The bonanza came in September when the Jays averaged 1.61 million viewers, an increase of almost triple from September, 2014. It also raised the average audience for the Jays in the 2015 regular season to 973,000, another record for Sportsnet. By the end of September, Sportsnet not only crushed TSN, it was second only to Bell Media's CTV as the most-watched Canadian network in prime time.

The only sad note in this for Rogers is that the October numbers showed what could have been possible if the Jays had succeeded in their attempt to make the World Series for the first time in 22 years. While the audience of 5.12 million for the final game did not come close to the record for a Canadian sports event – that is the 16.6 million who watched Canada win the men's hockey gold at the 2010 Vancouver Olympics when Sportsnet was part of a consortium with TSN and CTV – it was much better than Rogers' NHL numbers last spring when no game drew more than four million viewers.

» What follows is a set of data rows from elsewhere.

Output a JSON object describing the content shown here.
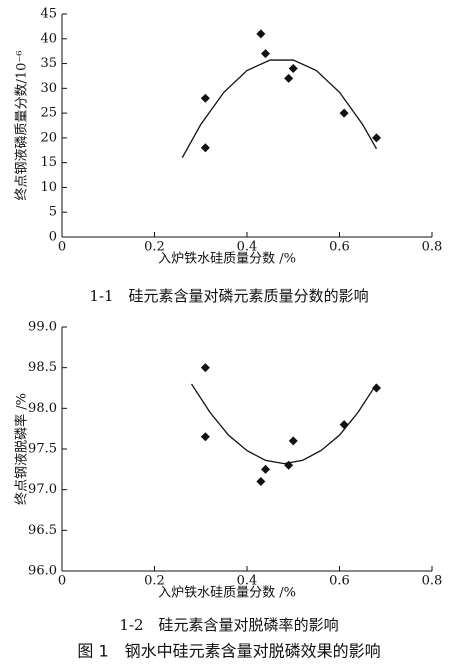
{
  "figure_caption": "图 1　钢水中硅元素含量对脱磷效果的影响",
  "chart_data": [
    {
      "type": "scatter",
      "caption": "1-1　硅元素含量对磷元素质量分数的影响",
      "xlabel": "入炉铁水硅质量分数 /%",
      "ylabel": "终点钢液磷质量分数/10⁻⁶",
      "xlim": [
        0,
        0.8
      ],
      "xticks": [
        0,
        0.2,
        0.4,
        0.6,
        0.8
      ],
      "ylim": [
        0,
        45
      ],
      "yticks": [
        0,
        5,
        10,
        15,
        20,
        25,
        30,
        35,
        40,
        45
      ],
      "color": "#111111",
      "points": {
        "x": [
          0.31,
          0.31,
          0.43,
          0.44,
          0.49,
          0.5,
          0.61,
          0.68
        ],
        "y": [
          28,
          18,
          41,
          37,
          32,
          34,
          25,
          20
        ]
      },
      "trend": {
        "x": [
          0.26,
          0.3,
          0.35,
          0.4,
          0.45,
          0.5,
          0.55,
          0.6,
          0.65,
          0.68
        ],
        "y": [
          16,
          22.7,
          29.2,
          33.6,
          35.7,
          35.7,
          33.6,
          29.2,
          22.7,
          17.8
        ]
      }
    },
    {
      "type": "scatter",
      "caption": "1-2　硅元素含量对脱磷率的影响",
      "xlabel": "入炉铁水硅质量分数 /%",
      "ylabel": "终点钢液脱磷率 /%",
      "xlim": [
        0,
        0.8
      ],
      "xticks": [
        0,
        0.2,
        0.4,
        0.6,
        0.8
      ],
      "ylim": [
        96.0,
        99.0
      ],
      "yticks": [
        {
          "value": 96,
          "label": "96.0"
        },
        96.5,
        {
          "value": 97,
          "label": "97.0"
        },
        97.5,
        {
          "value": 98,
          "label": "98.0"
        },
        98.5,
        {
          "value": 99,
          "label": "99.0"
        }
      ],
      "color": "#111111",
      "points": {
        "x": [
          0.31,
          0.31,
          0.43,
          0.44,
          0.49,
          0.5,
          0.61,
          0.68
        ],
        "y": [
          98.5,
          97.65,
          97.1,
          97.25,
          97.3,
          97.6,
          97.8,
          98.25
        ]
      },
      "trend": {
        "x": [
          0.28,
          0.32,
          0.36,
          0.4,
          0.44,
          0.48,
          0.52,
          0.56,
          0.6,
          0.64,
          0.68
        ],
        "y": [
          98.3,
          97.95,
          97.67,
          97.48,
          97.36,
          97.32,
          97.36,
          97.48,
          97.67,
          97.95,
          98.3
        ]
      }
    }
  ]
}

It should be noted Rogers accomplished this despite battling the baseball playoff schedule. Since several U.S. networks control the postseason baseball rights, they gave prime-time preference to the big-market U.S. teams, relegating the Jays to lots of afternoon games. Then again, this also meant Sportsnet had the games to itself and did not share them with another network as it does with the NHL.

However, the viewers turned out in much bigger numbers for the Jays' afternoon playoff games than they did for Toronto Maple Leafs games in prime time. For example, an average of 3.85 million viewers took in Game 2 of the ALCS on the afternoon of Oct. 17 while 1.6 million watched the Leafs play against their former star Phil Kessel for the first time in a game with the Pittsburgh Penguins a few hours later.

The dominance extended to radio as well. The fall radio ratings are not available yet but in the overall summer numbers, the Jays' flagship station, Sportsnet The Fan 590, clobbered TSN 1050 Toronto. The Fan drew an average audience share of 4 per cent in number of hours tuned from June through August while TSN had a minuscule 0.5-per-cent share.